JATIMTIMES - Perhimpunan Hotel dan Restoran Indonesia (PHRI) mengimbau kepada para pengelola hotel untuk bisa berinovasi. Hal tersebut dimaksudkan untuk bisa lebih banyak menarik minat konsumen menggunakan fasilitas dan layanan yang disediakan di masing-masing hotelnya.
Terlebih bagi hotel yang memiliki convention hall. Menurut Ketua PHRI Kota Malang Agoes Basoeki, hal tersebut merupakan langkah antisipasi terhadap dampak efisiensi anggaran yang tertuang dalam Inpres 1/2025.
Baca Juga : Sepakat Bersama hingga Akhir Masa Jabatan, Rijanto-Beky Siap Pimpin Kabupaten Blitar
Sebab, kata dia, untuk pangsa pasar kegiatan Meeting, Incentive, Convention, and Exhibitions (MICE) tidak hanya hadir dari pemerintah tetapi juga perusahaan swasta. Tak hanya itu, penyewaan convention hall juga bisa hadir masyarakat umum. "Berarti tidak hanya mengandalkan program pemerintah, tetapi bisa juga dengan swasta, kegiatan pernikahan, dan lain-lain," ujarnya.

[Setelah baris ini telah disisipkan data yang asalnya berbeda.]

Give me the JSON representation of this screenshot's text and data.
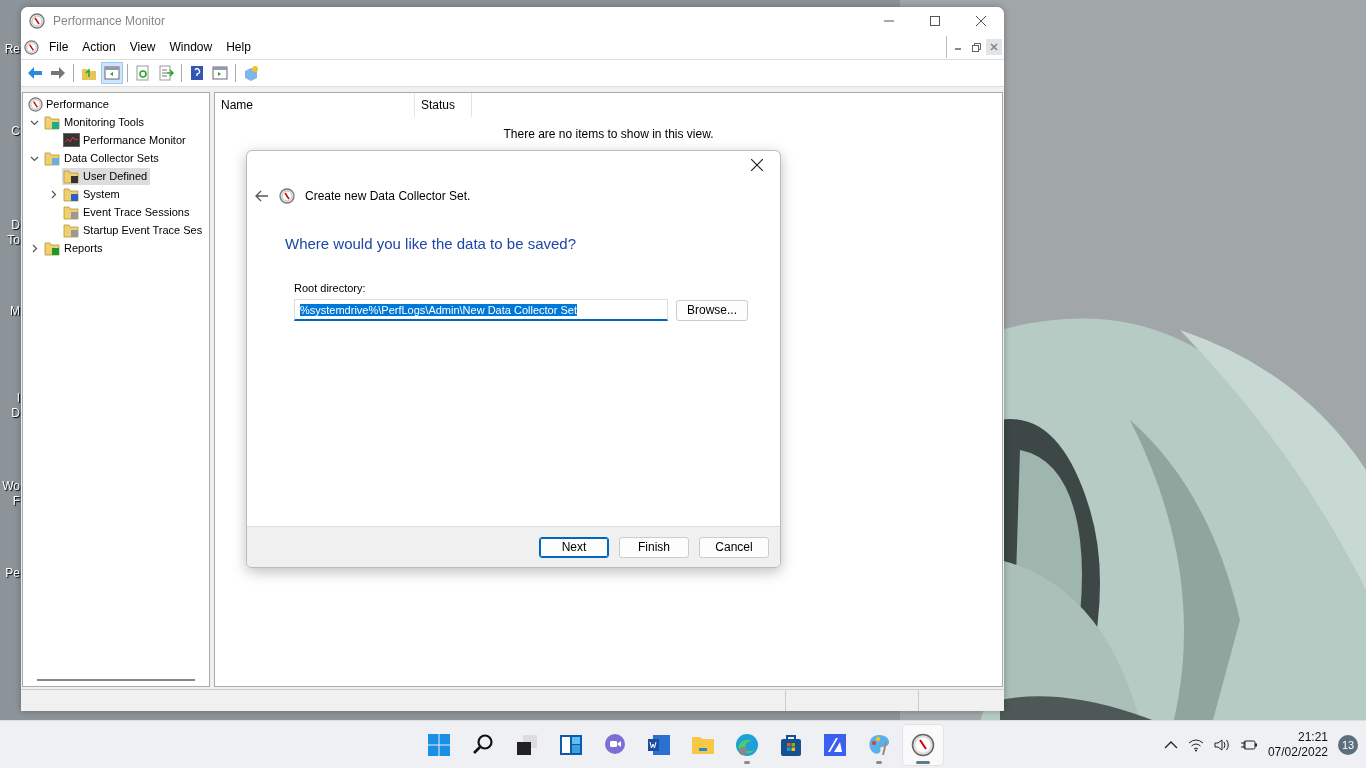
{
  "desktop": {
    "icon_labels": [
      {
        "lines": [
          "Re"
        ]
      },
      {
        "lines": [
          "C"
        ]
      },
      {
        "lines": [
          "D",
          "To"
        ]
      },
      {
        "lines": [
          "M"
        ]
      },
      {
        "lines": [
          "I",
          "D"
        ]
      },
      {
        "lines": [
          "Wo",
          "F"
        ]
      },
      {
        "lines": [
          "Pe"
        ]
      }
    ]
  },
  "window": {
    "title": "Performance Monitor",
    "menu": [
      "File",
      "Action",
      "View",
      "Window",
      "Help"
    ],
    "toolbar": [
      {
        "kind": "back",
        "pressed": false
      },
      {
        "kind": "forward",
        "pressed": false
      },
      {
        "kind": "sep"
      },
      {
        "kind": "up",
        "pressed": false
      },
      {
        "kind": "tree",
        "pressed": true
      },
      {
        "kind": "sep"
      },
      {
        "kind": "refresh",
        "pressed": false
      },
      {
        "kind": "export",
        "pressed": false
      },
      {
        "kind": "sep"
      },
      {
        "kind": "help",
        "pressed": false
      },
      {
        "kind": "pane",
        "pressed": false
      },
      {
        "kind": "sep"
      },
      {
        "kind": "new",
        "pressed": false
      }
    ],
    "tree": {
      "label": "Performance",
      "kind": "gauge",
      "selected": false,
      "children": [
        {
          "label": "Monitoring Tools",
          "kind": "folder-chart",
          "selected": false,
          "expanded": true,
          "children": [
            {
              "label": "Performance Monitor",
              "kind": "chart",
              "selected": false
            }
          ]
        },
        {
          "label": "Data Collector Sets",
          "kind": "folder-cube",
          "selected": false,
          "expanded": true,
          "children": [
            {
              "label": "User Defined",
              "kind": "folder-user",
              "selected": true
            },
            {
              "label": "System",
              "kind": "folder-pc",
              "selected": false,
              "expanded": false
            },
            {
              "label": "Event Trace Sessions",
              "kind": "folder-doc",
              "selected": false
            },
            {
              "label": "Startup Event Trace Ses",
              "kind": "folder-doc",
              "selected": false
            }
          ]
        },
        {
          "label": "Reports",
          "kind": "folder-report",
          "selected": false,
          "expanded": false
        }
      ]
    },
    "list": {
      "columns": [
        "Name",
        "Status"
      ],
      "empty_message": "There are no items to show in this view."
    }
  },
  "dialog": {
    "heading": "Create new Data Collector Set.",
    "question": "Where would you like the data to be saved?",
    "field_label": "Root directory:",
    "field_value": "%systemdrive%\\PerfLogs\\Admin\\New Data Collector Set",
    "browse": "Browse...",
    "buttons": [
      {
        "label": "Next",
        "default": true
      },
      {
        "label": "Finish",
        "default": false
      },
      {
        "label": "Cancel",
        "default": false
      }
    ]
  },
  "taskbar": {
    "apps": [
      {
        "kind": "start",
        "running": false,
        "active": false
      },
      {
        "kind": "search",
        "running": false,
        "active": false
      },
      {
        "kind": "taskview",
        "running": false,
        "active": false
      },
      {
        "kind": "widgets",
        "running": false,
        "active": false
      },
      {
        "kind": "chat",
        "running": false,
        "active": false
      },
      {
        "kind": "word",
        "running": false,
        "active": false
      },
      {
        "kind": "explorer",
        "running": false,
        "active": false
      },
      {
        "kind": "edge",
        "running": true,
        "active": false
      },
      {
        "kind": "store",
        "running": false,
        "active": false
      },
      {
        "kind": "app",
        "running": false,
        "active": false
      },
      {
        "kind": "paint",
        "running": true,
        "active": false
      },
      {
        "kind": "perfmon",
        "running": true,
        "active": true
      }
    ],
    "time": "21:21",
    "date": "07/02/2022",
    "notifications": "13"
  }
}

Sejauh ini, lanjut Agus, penerapan Inpres 1/2025 masih belum memberikan dampak secara signifikan terhadap perhotelan di Kota Malang. Dirinya menyebut hingga saat ini masih ada beberapa agenda kepemerintahan yang diselenggarakan di beberapa hotel di Kota Malang.
"Efisiensi yang dilakukan pemerintah (pusat) sampai daerah sementara belum terasa karena masih ada kegiatan di hotel, tetapi itu mungkin menggunakan anggaran yang kemarin atau sudah memesan tempat sebelum ada kebijakan ini," jelasnya.
Agoes menambahkan bahwa bisnis hotel yang masuk dalam kategori pariwisata, pemasukan utamanya tetap pada penjualan kamar bagi tamu. Hingga menjelang akhir Februari 2025 okupansi hotel di Kota Malang berkisar 60-70 persen. "Masih menjual kamar, jadi kegiatan wisatawan," imbuhnya.
Selain itu, pihaknya telah menyampaikan informasi kepada PHRI di tingkat Provinsi Jawa Timur dan pusat mengenai kondisi perhotelan yang ada di daerah, paska pelaksanaan kebijakan efisiensi. "Kemudian yang pusat sudah menyampaikan kepada pemerintah untuk meninjau," kata Agoes.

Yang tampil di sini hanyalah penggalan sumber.